Progress Denied: The Potential Economic Impact of Permitting Challenges Facing Proposed Energy Projects, produced by Steve Pociask of TeleNomic Research, LLC and Joseph P. Fuhr, Jr. of Widener University, estimates the potential loss of investment and jobs in the 351 proposed renewable, coal, natural gas, nuclear, and transmission projects in 49 states that have been delayed or cancelled due to “Not in My Back Yard” (NIMBY) activism, a broken permitting process, and a system that allows for limitless lawsuits by opponents. The study features a state-by-state analysis that details the economic output and jobs that could be created by acting on these stagnant projects. The findings are detailed on the user-friendly site www.projectnoproject.com, which features an in-depth breakdown of every stalled project.
Among the notable findings of the study is the fact that almost half of the projects identified in the study are renewable energy projects.
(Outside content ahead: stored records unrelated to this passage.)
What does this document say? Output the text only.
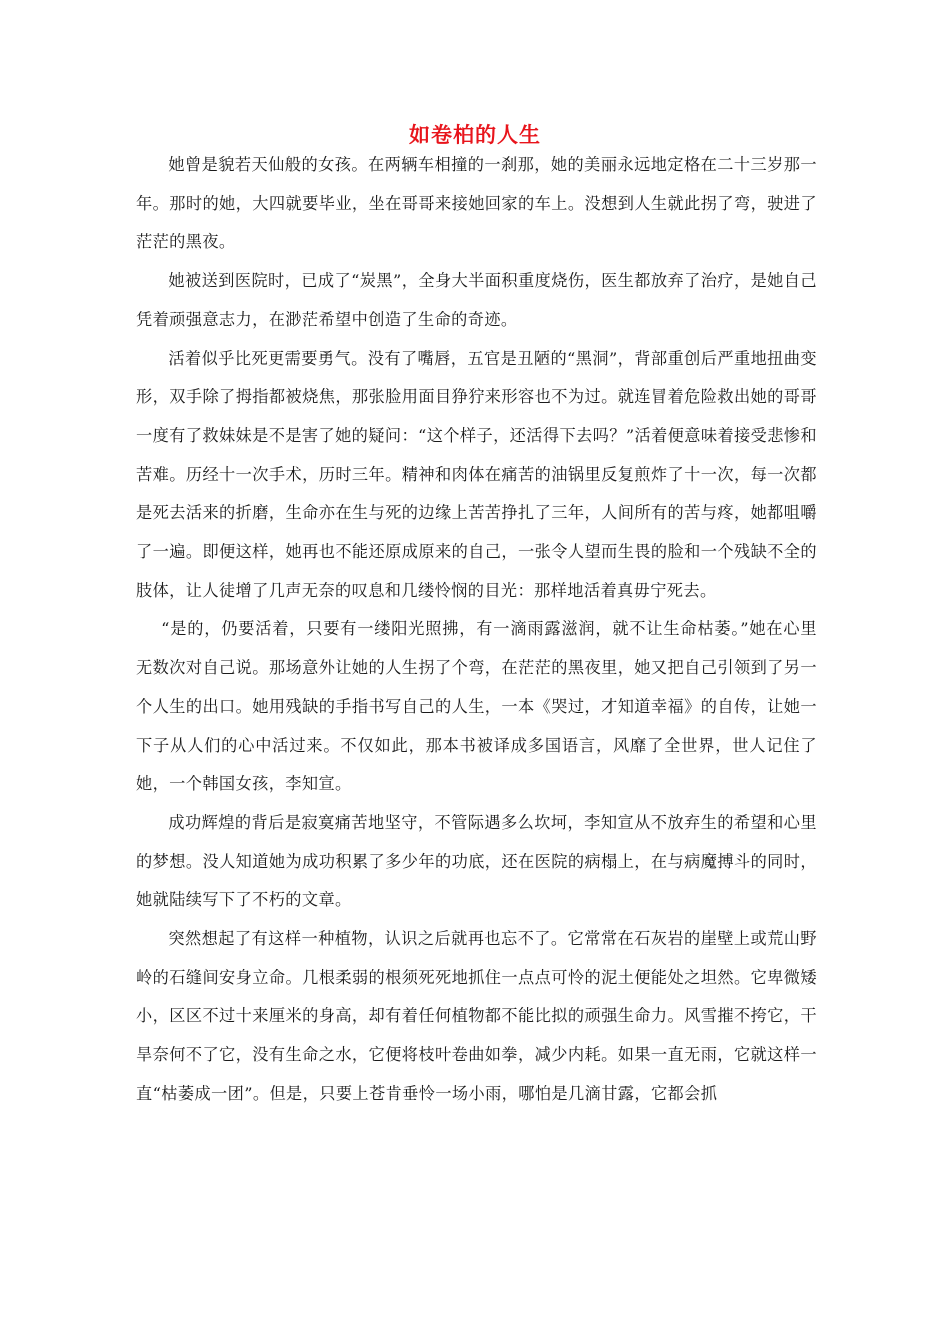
如卷柏的人生

她曾是貌若天仙般的女孩。在两辆车相撞的一刹那，她的美丽永远地定格在二十三岁那一年。那时的她，大四就要毕业，坐在哥哥来接她回家的车上。没想到人生就此拐了弯，驶进了茫茫的黑夜。

她被送到医院时，已成了“炭黑”，全身大半面积重度烧伤，医生都放弃了治疗，是她自己凭着顽强意志力，在渺茫希望中创造了生命的奇迹。

活着似乎比死更需要勇气。没有了嘴唇，五官是丑陋的“黑洞”，背部重创后严重地扭曲变形，双手除了拇指都被烧焦，那张脸用面目狰狞来形容也不为过。就连冒着危险救出她的哥哥一度有了救妹妹是不是害了她的疑问：“这个样子，还活得下去吗？”活着便意味着接受悲惨和苦难。历经十一次手术，历时三年。精神和肉体在痛苦的油锅里反复煎炸了十一次，每一次都是死去活来的折磨，生命亦在生与死的边缘上苦苦挣扎了三年，人间所有的苦与疼，她都咀嚼了一遍。即便这样，她再也不能还原成原来的自己，一张令人望而生畏的脸和一个残缺不全的肢体，让人徒增了几声无奈的叹息和几缕怜悯的目光：那样地活着真毋宁死去。

“是的，仍要活着，只要有一缕阳光照拂，有一滴雨露滋润，就不让生命枯萎。”她在心里无数次对自己说。那场意外让她的人生拐了个弯，在茫茫的黑夜里，她又把自己引领到了另一个人生的出口。她用残缺的手指书写自己的人生，一本《哭过，才知道幸福》的自传，让她一下子从人们的心中活过来。不仅如此，那本书被译成多国语言，风靡了全世界，世人记住了她，一个韩国女孩，李知宣。

成功辉煌的背后是寂寞痛苦地坚守，不管际遇多么坎坷，李知宣从不放弃生的希望和心里的梦想。没人知道她为成功积累了多少年的功底，还在医院的病榻上，在与病魔搏斗的同时，她就陆续写下了不朽的文章。

突然想起了有这样一种植物，认识之后就再也忘不了。它常常在石灰岩的崖壁上或荒山野岭的石缝间安身立命。几根柔弱的根须死死地抓住一点点可怜的泥土便能处之坦然。它卑微矮小，区区不过十来厘米的身高，却有着任何植物都不能比拟的顽强生命力。风雪摧不挎它，干旱奈何不了它，没有生命之水，它便将枝叶卷曲如拳，减少内耗。如果一直无雨，它就这样一直“枯萎成一团”。但是，只要上苍肯垂怜一场小雨，哪怕是几滴甘露，它都会抓
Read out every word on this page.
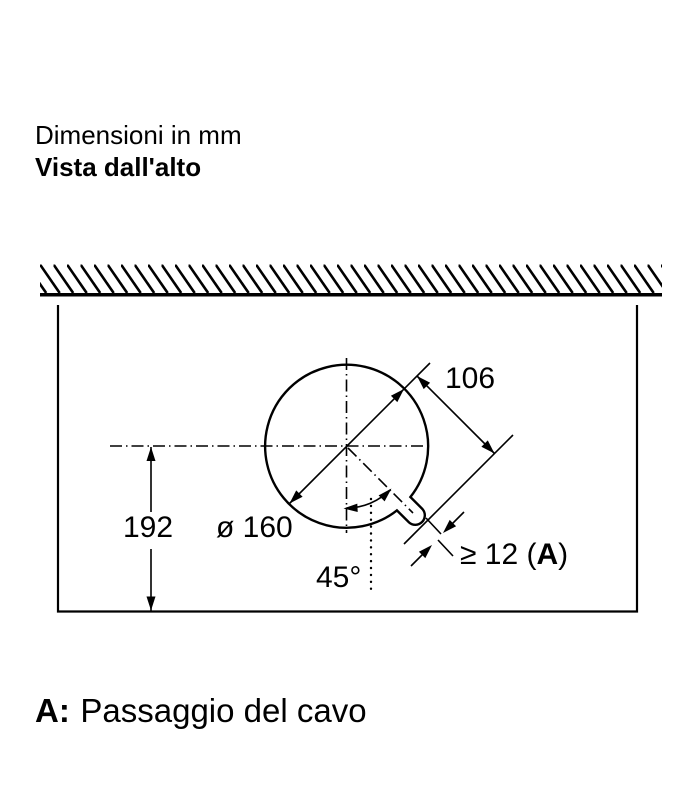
Dimensioni in mm
Vista dall'alto
106
192 ø 160
45°
≥ 12 (A)
A: Passaggio del cavo
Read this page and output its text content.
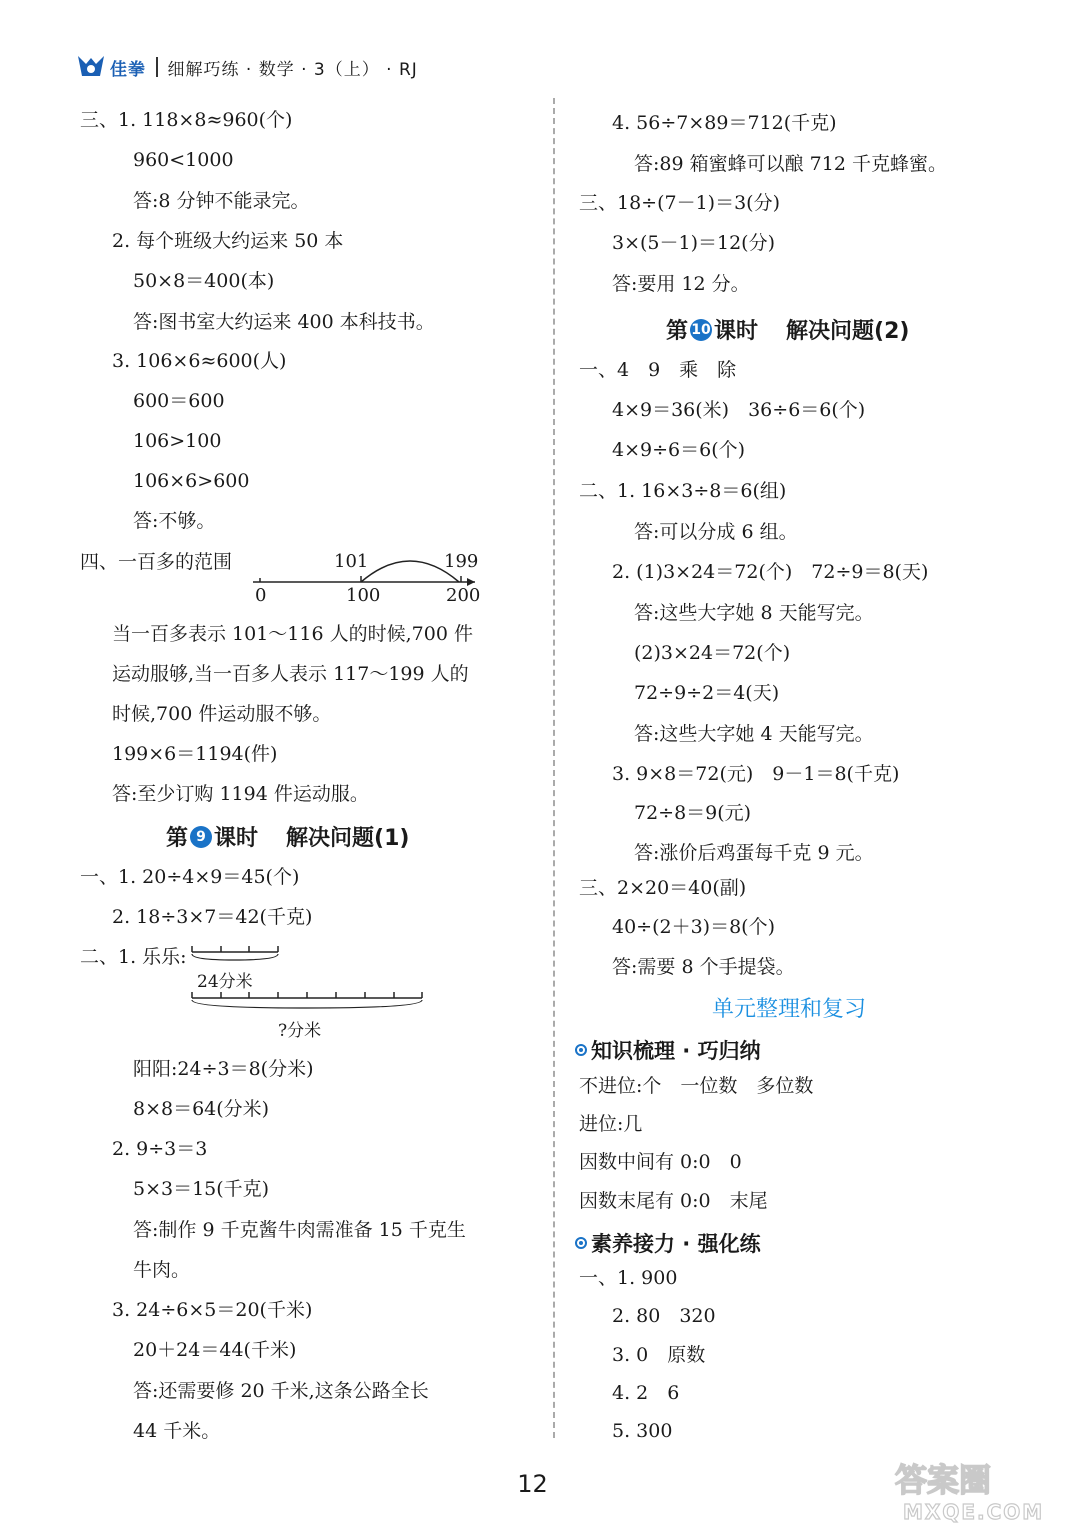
佳拳 细解巧练 · 数学 · 3（上） · RJ
三、1. 118×8≈960(个)
960<1000
答:8 分钟不能录完。
2. 每个班级大约运来 50 本
50×8＝400(本)
答:图书室大约运来 400 本科技书。
3. 106×6≈600(人)
600＝600
106>100
106×6>600
答:不够。
四、一百多的范围	101	199
0	100	200
当一百多表示 101～116 人的时候,700 件
运动服够,当一百多人表示 117～199 人的
时候,700 件运动服不够。
199×6＝1194(件)
答:至少订购 1194 件运动服。
第 9 课时 解决问题(1)
一、1. 20÷4×9＝45(个)
2. 18÷3×7＝42(千克)
二、1. 乐乐:
24分米
?分米
阳阳:24÷3＝8(分米)
8×8＝64(分米)
2. 9÷3＝3
5×3＝15(千克)
答:制作 9 千克酱牛肉需准备 15 千克生
牛肉。
3. 24÷6×5＝20(千米)
20＋24＝44(千米)
答:还需要修 20 千米,这条公路全长
44 千米。
4. 56÷7×89＝712(千克)
答:89 箱蜜蜂可以酿 712 千克蜂蜜。
三、18÷(7－1)＝3(分)
3×(5－1)＝12(分)
答:要用 12 分。
第 10 课时 解决问题(2)
一、4　9　乘　除
4×9＝36(米)　36÷6＝6(个)
4×9÷6＝6(个)
二、1. 16×3÷8＝6(组)
答:可以分成 6 组。
2. (1)3×24＝72(个)　72÷9＝8(天)
答:这些大字她 8 天能写完。
(2)3×24＝72(个)
72÷9÷2＝4(天)
答:这些大字她 4 天能写完。
3. 9×8＝72(元)　9－1＝8(千克)
72÷8＝9(元)
答:涨价后鸡蛋每千克 9 元。
三、2×20＝40(副)
40÷(2＋3)＝8(个)
答:需要 8 个手提袋。
单元整理和复习
知识梳理 · 巧归纳
不进位:个　一位数　多位数
进位:几
因数中间有 0:0　0
因数末尾有 0:0　末尾
素养接力 · 强化练
一、1. 900
2. 80　320
3. 0　原数
4. 2　6
5. 300
12	答案圈
MXQE.COM
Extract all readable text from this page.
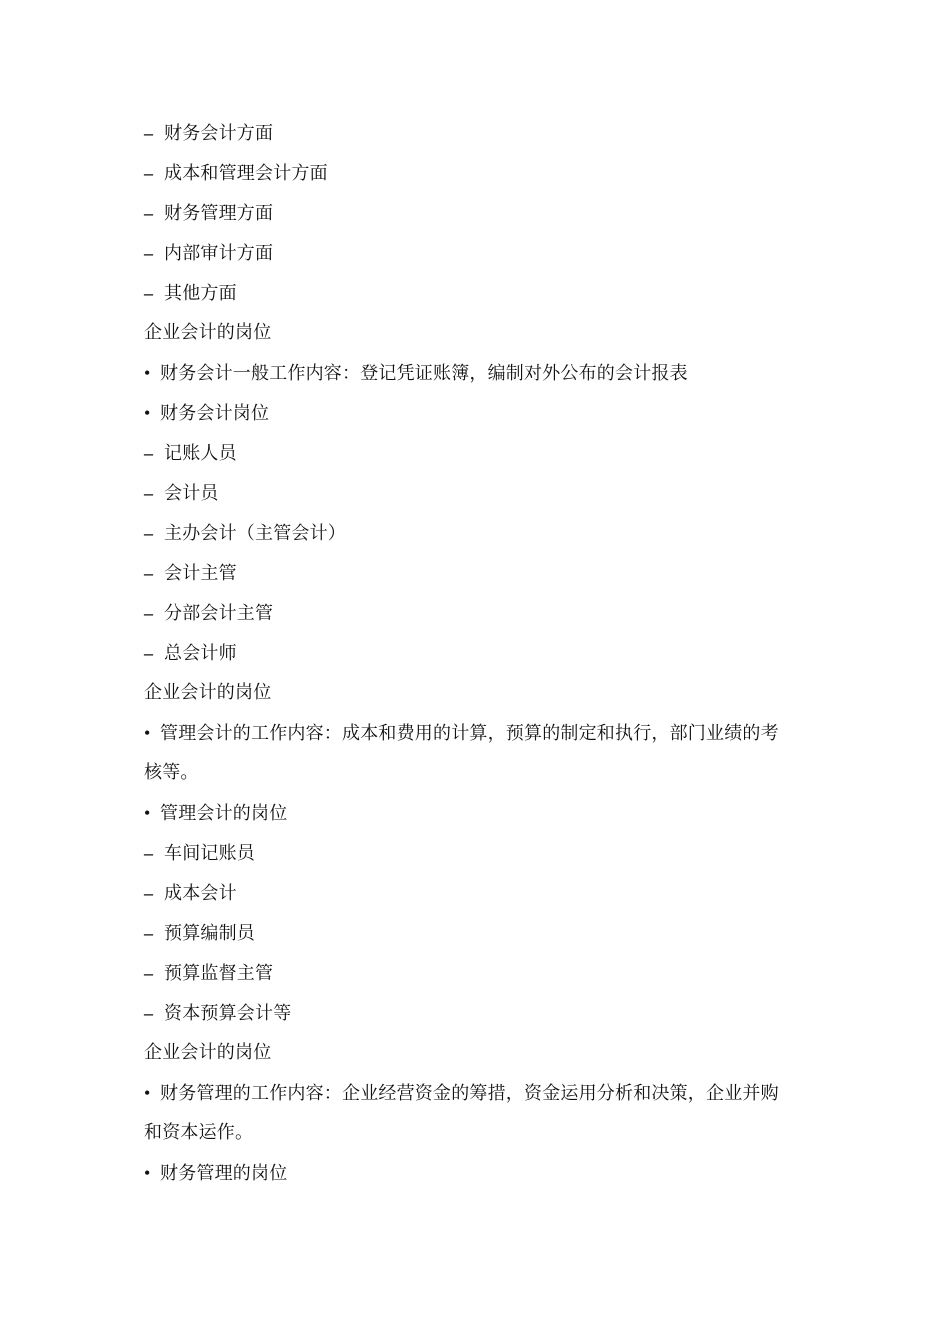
– 财务会计方面
– 成本和管理会计方面
– 财务管理方面
– 内部审计方面
– 其他方面
企业会计的岗位
• 财务会计一般工作内容：登记凭证账簿，编制对外公布的会计报表
• 财务会计岗位
– 记账人员
– 会计员
– 主办会计（主管会计）
– 会计主管
– 分部会计主管
– 总会计师
企业会计的岗位
• 管理会计的工作内容：成本和费用的计算，预算的制定和执行，部门业绩的考
核等。
• 管理会计的岗位
– 车间记账员
– 成本会计
– 预算编制员
– 预算监督主管
– 资本预算会计等
企业会计的岗位
• 财务管理的工作内容：企业经营资金的筹措，资金运用分析和决策，企业并购
和资本运作。
• 财务管理的岗位
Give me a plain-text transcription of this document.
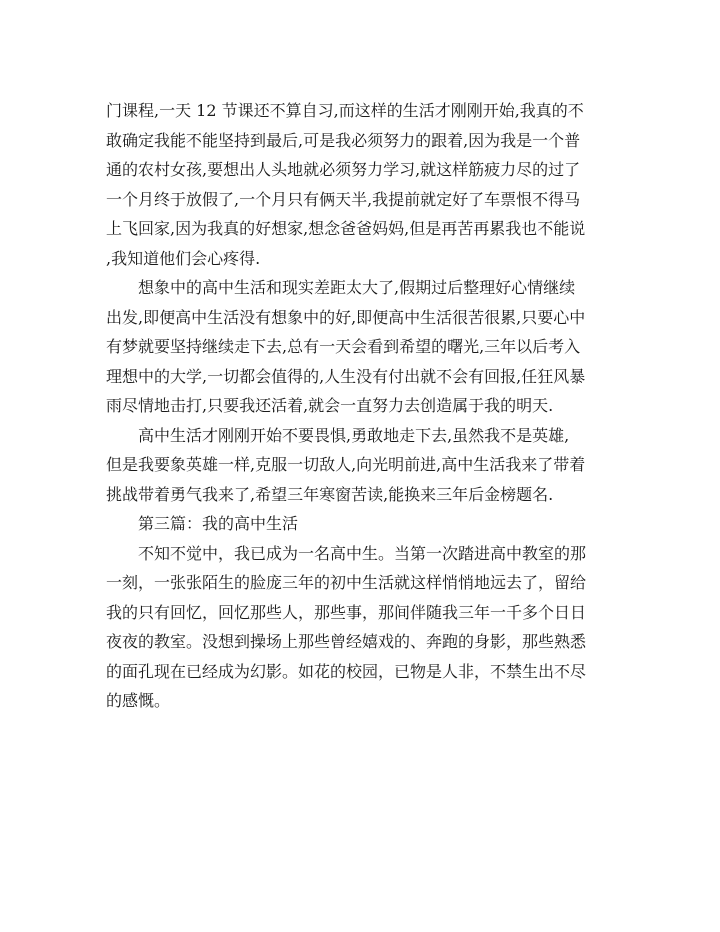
门课程,一天 12 节课还不算自习,而这样的生活才刚刚开始,我真的不
敢确定我能不能坚持到最后,可是我必须努力的跟着,因为我是一个普
通的农村女孩,要想出人头地就必须努力学习,就这样筋疲力尽的过了
一个月终于放假了,一个月只有俩天半,我提前就定好了车票恨不得马
上飞回家,因为我真的好想家,想念爸爸妈妈,但是再苦再累我也不能说
,我知道他们会心疼得.
想象中的高中生活和现实差距太大了,假期过后整理好心情继续
出发,即便高中生活没有想象中的好,即便高中生活很苦很累,只要心中
有梦就要坚持继续走下去,总有一天会看到希望的曙光,三年以后考入
理想中的大学,一切都会值得的,人生没有付出就不会有回报,任狂风暴
雨尽情地击打,只要我还活着,就会一直努力去创造属于我的明天.
高中生活才刚刚开始不要畏惧,勇敢地走下去,虽然我不是英雄,
但是我要象英雄一样,克服一切敌人,向光明前进,高中生活我来了带着
挑战带着勇气我来了,希望三年寒窗苦读,能换来三年后金榜题名.
第三篇：我的高中生活
不知不觉中，我已成为一名高中生。当第一次踏进高中教室的那
一刻，一张张陌生的脸庞三年的初中生活就这样悄悄地远去了，留给
我的只有回忆，回忆那些人，那些事，那间伴随我三年一千多个日日
夜夜的教室。没想到操场上那些曾经嬉戏的、奔跑的身影，那些熟悉
的面孔现在已经成为幻影。如花的校园，已物是人非，不禁生出不尽
的感慨。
Other highlights include:
Investment Phase – Planning and construction of the study’s projects would generate $577 billion in direct investment and would result in an approximately $1.1 trillion increase in U.S. Gross Domestic Product (GDP). An estimated 1.9 million jobs would be required during each year of construction.
Operations Phase – Operation of the study’s projects would generate $99 billion in direct annual output and would yield $145 billion in increased GDP annually. An estimated average of 791,200 jobs would be created per year of operation.
- Total Benefits – If constructed and operated for twenty years, the study estimates a total benefit of $3.4 trillion in GDP, including $1.4 trillion in employment earnings and an additional one million jobs per year.
The Chamber recognizes that moving forward on all the projects is highly unlikely. To address that, the study includes a sensitivity analysis, which examines the jobs and economic data if only some projects were approved. For instance, Pociask and Fuhr estimate that the construction of only the largest project in each state would generate $449 billion in economic value and 572,000 annual jobs.